On Aug. 22, thousands of pro-life Lutherans and other like-minded people gathered at Planned Parenthood facilities across the nation to join in a “National Day of Protest.”
The Rev. Dr. Matthew C. Harrison, president of The Lutheran Church—Missouri Synod, is again inviting LCMS members to gather on Sept. 12 — this time to participate in a “Day of Remembrance” for aborted children. The event is intended to take place not just at Planned Parenthood locations, but at LCMS churches, schools, homes and by the gravesides of children who have been aborted.
“The days are indeed busy; your various vocations fill your time, as they should! But pausing to remember the deaths of these babies, to pray for those who are plagued by guilt over the deaths of their children, to come alongside women in crisis pregnancies is worth it because each one of them is of worth to Christ,” Harrison wrote in a Sept. 1 email to LCMS congregations and rostered workers. “His forgiveness and His love are worth it!

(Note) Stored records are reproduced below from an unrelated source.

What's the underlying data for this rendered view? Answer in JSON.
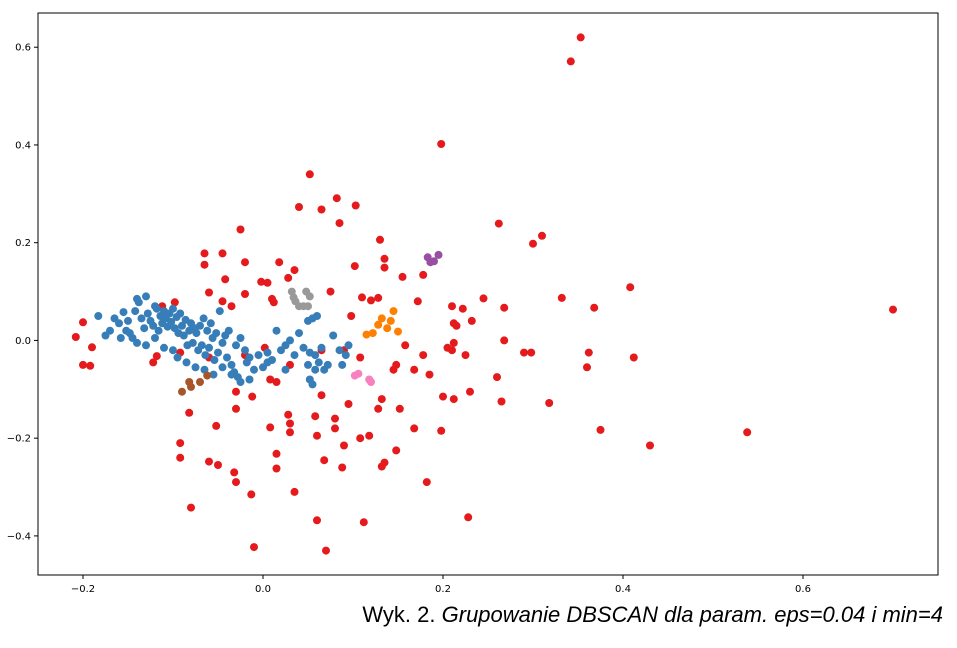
{
  "caption": {
    "prefix": "Wyk. 2. ",
    "text": "Grupowanie DBSCAN dla param. eps=0.04 i min=4"
  },
  "chart_data": {
    "type": "scatter",
    "title": "",
    "xlabel": "",
    "ylabel": "",
    "xlim": [
      -0.25,
      0.75
    ],
    "ylim": [
      -0.48,
      0.67
    ],
    "xticks": [
      -0.2,
      0.0,
      0.2,
      0.4,
      0.6
    ],
    "xtick_labels": [
      "−0.2",
      "0.0",
      "0.2",
      "0.4",
      "0.6"
    ],
    "yticks": [
      -0.4,
      -0.2,
      0.0,
      0.2,
      0.4,
      0.6
    ],
    "ytick_labels": [
      "−0.4",
      "−0.2",
      "0.0",
      "0.2",
      "0.4",
      "0.6"
    ],
    "grid": false,
    "legend": "none",
    "series": [
      {
        "color": "#e41a1c",
        "points": [
          [
            0.353,
            0.62
          ],
          [
            0.342,
            0.571
          ],
          [
            0.198,
            0.402
          ],
          [
            0.052,
            0.34
          ],
          [
            0.082,
            0.291
          ],
          [
            0.04,
            0.273
          ],
          [
            0.065,
            0.268
          ],
          [
            0.103,
            0.276
          ],
          [
            0.085,
            0.24
          ],
          [
            0.262,
            0.239
          ],
          [
            0.31,
            0.214
          ],
          [
            0.3,
            0.198
          ],
          [
            -0.025,
            0.227
          ],
          [
            0.13,
            0.206
          ],
          [
            -0.065,
            0.178
          ],
          [
            -0.045,
            0.178
          ],
          [
            -0.02,
            0.16
          ],
          [
            0.018,
            0.16
          ],
          [
            0.035,
            0.144
          ],
          [
            -0.065,
            0.155
          ],
          [
            0.102,
            0.152
          ],
          [
            0.135,
            0.167
          ],
          [
            0.135,
            0.149
          ],
          [
            0.155,
            0.13
          ],
          [
            0.178,
            0.134
          ],
          [
            0.028,
            0.128
          ],
          [
            -0.002,
            0.12
          ],
          [
            0.005,
            0.118
          ],
          [
            -0.042,
            0.125
          ],
          [
            -0.06,
            0.098
          ],
          [
            -0.02,
            0.095
          ],
          [
            0.11,
            0.088
          ],
          [
            0.128,
            0.087
          ],
          [
            0.12,
            0.082
          ],
          [
            0.172,
            0.08
          ],
          [
            0.222,
            0.065
          ],
          [
            0.21,
            0.07
          ],
          [
            0.245,
            0.086
          ],
          [
            0.332,
            0.087
          ],
          [
            0.408,
            0.109
          ],
          [
            0.7,
            0.063
          ],
          [
            0.075,
            0.1
          ],
          [
            0.098,
            0.05
          ],
          [
            -0.112,
            0.07
          ],
          [
            -0.098,
            0.078
          ],
          [
            -0.045,
            0.08
          ],
          [
            -0.035,
            0.07
          ],
          [
            0.01,
            0.085
          ],
          [
            0.012,
            0.078
          ],
          [
            0.212,
            0.035
          ],
          [
            0.215,
            0.03
          ],
          [
            0.268,
            0.067
          ],
          [
            0.232,
            0.04
          ],
          [
            0.368,
            0.067
          ],
          [
            -0.208,
            0.007
          ],
          [
            -0.2,
            0.037
          ],
          [
            -0.19,
            -0.014
          ],
          [
            -0.2,
            -0.05
          ],
          [
            -0.192,
            -0.052
          ],
          [
            -0.118,
            -0.032
          ],
          [
            -0.122,
            -0.045
          ],
          [
            -0.092,
            -0.025
          ],
          [
            -0.06,
            -0.035
          ],
          [
            -0.02,
            -0.03
          ],
          [
            0.002,
            -0.015
          ],
          [
            0.03,
            -0.05
          ],
          [
            0.065,
            -0.02
          ],
          [
            0.09,
            -0.02
          ],
          [
            0.108,
            -0.035
          ],
          [
            0.158,
            -0.01
          ],
          [
            0.148,
            -0.05
          ],
          [
            0.145,
            -0.06
          ],
          [
            0.168,
            -0.06
          ],
          [
            0.178,
            -0.03
          ],
          [
            0.185,
            -0.07
          ],
          [
            0.205,
            -0.015
          ],
          [
            0.212,
            -0.005
          ],
          [
            0.21,
            -0.02
          ],
          [
            0.225,
            -0.03
          ],
          [
            0.268,
            0.0
          ],
          [
            0.29,
            -0.025
          ],
          [
            0.298,
            -0.025
          ],
          [
            0.362,
            -0.025
          ],
          [
            0.36,
            -0.055
          ],
          [
            0.412,
            -0.035
          ],
          [
            0.26,
            -0.075
          ],
          [
            0.2,
            -0.115
          ],
          [
            0.212,
            -0.12
          ],
          [
            0.23,
            -0.105
          ],
          [
            0.265,
            -0.125
          ],
          [
            0.318,
            -0.128
          ],
          [
            0.375,
            -0.183
          ],
          [
            0.43,
            -0.215
          ],
          [
            0.538,
            -0.188
          ],
          [
            -0.082,
            -0.148
          ],
          [
            -0.052,
            -0.175
          ],
          [
            -0.03,
            -0.105
          ],
          [
            -0.012,
            -0.115
          ],
          [
            -0.03,
            -0.14
          ],
          [
            0.008,
            -0.08
          ],
          [
            0.015,
            -0.085
          ],
          [
            0.065,
            -0.112
          ],
          [
            0.095,
            -0.13
          ],
          [
            0.132,
            -0.12
          ],
          [
            0.128,
            -0.14
          ],
          [
            0.152,
            -0.14
          ],
          [
            0.168,
            -0.18
          ],
          [
            0.198,
            -0.185
          ],
          [
            0.118,
            -0.195
          ],
          [
            0.108,
            -0.2
          ],
          [
            0.148,
            -0.225
          ],
          [
            0.058,
            -0.155
          ],
          [
            0.08,
            -0.18
          ],
          [
            0.08,
            -0.16
          ],
          [
            0.028,
            -0.152
          ],
          [
            0.03,
            -0.17
          ],
          [
            0.03,
            -0.188
          ],
          [
            0.008,
            -0.178
          ],
          [
            0.06,
            -0.195
          ],
          [
            0.09,
            -0.215
          ],
          [
            0.015,
            -0.232
          ],
          [
            0.015,
            -0.262
          ],
          [
            0.035,
            -0.31
          ],
          [
            0.068,
            -0.245
          ],
          [
            0.088,
            -0.26
          ],
          [
            0.132,
            -0.258
          ],
          [
            0.135,
            -0.25
          ],
          [
            -0.092,
            -0.21
          ],
          [
            -0.092,
            -0.24
          ],
          [
            -0.06,
            -0.248
          ],
          [
            -0.05,
            -0.255
          ],
          [
            -0.032,
            -0.27
          ],
          [
            -0.03,
            -0.29
          ],
          [
            -0.013,
            -0.315
          ],
          [
            -0.08,
            -0.342
          ],
          [
            0.06,
            -0.368
          ],
          [
            0.112,
            -0.372
          ],
          [
            0.182,
            -0.29
          ],
          [
            0.228,
            -0.362
          ],
          [
            -0.01,
            -0.423
          ],
          [
            0.07,
            -0.43
          ]
        ]
      },
      {
        "color": "#377eb8",
        "points": [
          [
            -0.183,
            0.05
          ],
          [
            -0.165,
            0.045
          ],
          [
            -0.16,
            0.035
          ],
          [
            -0.15,
            0.04
          ],
          [
            -0.148,
            0.015
          ],
          [
            -0.142,
            0.06
          ],
          [
            -0.14,
            0.085
          ],
          [
            -0.138,
            0.078
          ],
          [
            -0.135,
            0.045
          ],
          [
            -0.132,
            0.025
          ],
          [
            -0.13,
            0.09
          ],
          [
            -0.128,
            0.055
          ],
          [
            -0.125,
            0.04
          ],
          [
            -0.122,
            0.03
          ],
          [
            -0.12,
            0.07
          ],
          [
            -0.118,
            0.065
          ],
          [
            -0.116,
            0.02
          ],
          [
            -0.114,
            0.05
          ],
          [
            -0.112,
            0.035
          ],
          [
            -0.11,
            0.06
          ],
          [
            -0.108,
            0.045
          ],
          [
            -0.106,
            0.028
          ],
          [
            -0.104,
            0.055
          ],
          [
            -0.102,
            0.038
          ],
          [
            -0.1,
            0.065
          ],
          [
            -0.098,
            0.025
          ],
          [
            -0.096,
            0.048
          ],
          [
            -0.094,
            0.015
          ],
          [
            -0.092,
            0.055
          ],
          [
            -0.09,
            0.03
          ],
          [
            -0.088,
            0.01
          ],
          [
            -0.086,
            0.042
          ],
          [
            -0.084,
            -0.01
          ],
          [
            -0.082,
            0.02
          ],
          [
            -0.08,
            0.035
          ],
          [
            -0.078,
            -0.005
          ],
          [
            -0.076,
            0.025
          ],
          [
            -0.074,
            0.015
          ],
          [
            -0.072,
            -0.02
          ],
          [
            -0.07,
            0.03
          ],
          [
            -0.068,
            -0.01
          ],
          [
            -0.066,
            0.045
          ],
          [
            -0.064,
            -0.03
          ],
          [
            -0.062,
            0.02
          ],
          [
            -0.06,
            -0.015
          ],
          [
            -0.058,
            0.035
          ],
          [
            -0.056,
            0.005
          ],
          [
            -0.054,
            -0.04
          ],
          [
            -0.052,
            0.015
          ],
          [
            -0.05,
            -0.025
          ],
          [
            -0.048,
            0.06
          ],
          [
            -0.045,
            -0.005
          ],
          [
            -0.042,
            0.01
          ],
          [
            -0.04,
            -0.035
          ],
          [
            -0.038,
            0.02
          ],
          [
            -0.035,
            -0.05
          ],
          [
            -0.032,
            -0.065
          ],
          [
            -0.03,
            -0.01
          ],
          [
            -0.028,
            -0.075
          ],
          [
            -0.025,
            0.005
          ],
          [
            -0.02,
            -0.02
          ],
          [
            -0.018,
            -0.045
          ],
          [
            -0.015,
            -0.035
          ],
          [
            -0.01,
            -0.06
          ],
          [
            -0.005,
            -0.03
          ],
          [
            0.0,
            -0.055
          ],
          [
            0.005,
            -0.025
          ],
          [
            0.01,
            -0.04
          ],
          [
            0.015,
            0.02
          ],
          [
            0.02,
            -0.02
          ],
          [
            0.025,
            -0.01
          ],
          [
            0.03,
            0.0
          ],
          [
            0.035,
            -0.03
          ],
          [
            0.04,
            0.015
          ],
          [
            0.045,
            -0.015
          ],
          [
            0.05,
            0.04
          ],
          [
            0.052,
            -0.025
          ],
          [
            0.055,
            0.045
          ],
          [
            0.058,
            -0.03
          ],
          [
            0.06,
            0.05
          ],
          [
            0.062,
            -0.045
          ],
          [
            0.065,
            -0.015
          ],
          [
            0.068,
            -0.06
          ],
          [
            0.072,
            -0.05
          ],
          [
            0.078,
            0.01
          ],
          [
            0.085,
            -0.02
          ],
          [
            0.088,
            -0.05
          ],
          [
            0.092,
            -0.03
          ],
          [
            0.095,
            -0.01
          ],
          [
            0.05,
            -0.05
          ],
          [
            0.058,
            -0.06
          ],
          [
            0.055,
            -0.09
          ],
          [
            0.052,
            -0.08
          ],
          [
            -0.17,
            0.02
          ],
          [
            -0.175,
            0.01
          ],
          [
            -0.158,
            0.005
          ],
          [
            -0.152,
            0.02
          ],
          [
            -0.145,
            0.005
          ],
          [
            -0.155,
            0.058
          ],
          [
            -0.14,
            -0.005
          ],
          [
            -0.13,
            -0.01
          ],
          [
            -0.12,
            0.005
          ],
          [
            -0.11,
            -0.015
          ],
          [
            -0.1,
            -0.02
          ],
          [
            -0.095,
            -0.035
          ],
          [
            -0.085,
            -0.045
          ],
          [
            -0.075,
            -0.055
          ],
          [
            -0.065,
            -0.06
          ],
          [
            -0.055,
            -0.07
          ],
          [
            -0.045,
            -0.055
          ],
          [
            -0.035,
            -0.07
          ],
          [
            -0.025,
            -0.085
          ],
          [
            -0.015,
            -0.08
          ],
          [
            0.005,
            -0.045
          ],
          [
            0.025,
            -0.06
          ]
        ]
      },
      {
        "color": "#999999",
        "points": [
          [
            0.032,
            0.1
          ],
          [
            0.034,
            0.088
          ],
          [
            0.036,
            0.08
          ],
          [
            0.04,
            0.07
          ],
          [
            0.045,
            0.07
          ],
          [
            0.05,
            0.07
          ],
          [
            0.048,
            0.1
          ],
          [
            0.052,
            0.09
          ]
        ]
      },
      {
        "color": "#984ea3",
        "points": [
          [
            0.183,
            0.17
          ],
          [
            0.186,
            0.16
          ],
          [
            0.19,
            0.162
          ],
          [
            0.195,
            0.175
          ]
        ]
      },
      {
        "color": "#ff7f00",
        "points": [
          [
            0.115,
            0.012
          ],
          [
            0.122,
            0.015
          ],
          [
            0.128,
            0.032
          ],
          [
            0.132,
            0.045
          ],
          [
            0.138,
            0.025
          ],
          [
            0.142,
            0.04
          ],
          [
            0.145,
            0.06
          ],
          [
            0.15,
            0.018
          ]
        ]
      },
      {
        "color": "#a65628",
        "points": [
          [
            -0.09,
            -0.105
          ],
          [
            -0.082,
            -0.085
          ],
          [
            -0.08,
            -0.095
          ],
          [
            -0.07,
            -0.085
          ],
          [
            -0.062,
            -0.072
          ]
        ]
      },
      {
        "color": "#f781bf",
        "points": [
          [
            0.102,
            -0.072
          ],
          [
            0.106,
            -0.068
          ],
          [
            0.118,
            -0.08
          ],
          [
            0.12,
            -0.085
          ]
        ]
      }
    ]
  }
}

Reminding the world of the One who died and rose for 10-week-old babies even as He died and rose for 10-year-olds and 100-year-olds is worth it.”
“Let us together kneel before the Crucified One who yet lives, who is working all things — even death and suffering and hardship — for good,” he wrote in the email. “He causes us to pray and — wonder of wonders! — has seen fit to remember us day in and day out, no matter who we are or what we’ve done.”
The LCMS is providing several free resources to use with the Sept. 12 event:
- “A Sermon in Memory of the Victims of Abortion”;
- “A Vigil of Repentance in Remembrance of the Victims of Abortion”; and
- an LCMS video: “It Is Time to End Abortion.”
Pastors are encouraged to use these resources to organize a prayer vigil at their church or school.
The order of service remembers “the sons and daughters that were never born, … the brothers and sisters who were never able to play with their siblings,” and all those who were never able to fulfill their vocations as pastors, teachers, business people, farmers, artists, and mothers and fathers, it is noted in that service.
“One of the reasons to remember past tragedy is so that it will not be repeated. One of the reasons to remember tragedy that still continues is so that we can be motivated to bring it to an end. Let us give an offering in memory of those millions of babies. Let us offer ourselves,” the leader will say to those in attendance during the vigil’s Rite of Hope and Comfort.
To find the locations of gravesites and memorials dedicated to aborted children around the country, visit abortionmemorials.com. Details about events planned at these locations for the Day of Remembrance also are available on that website.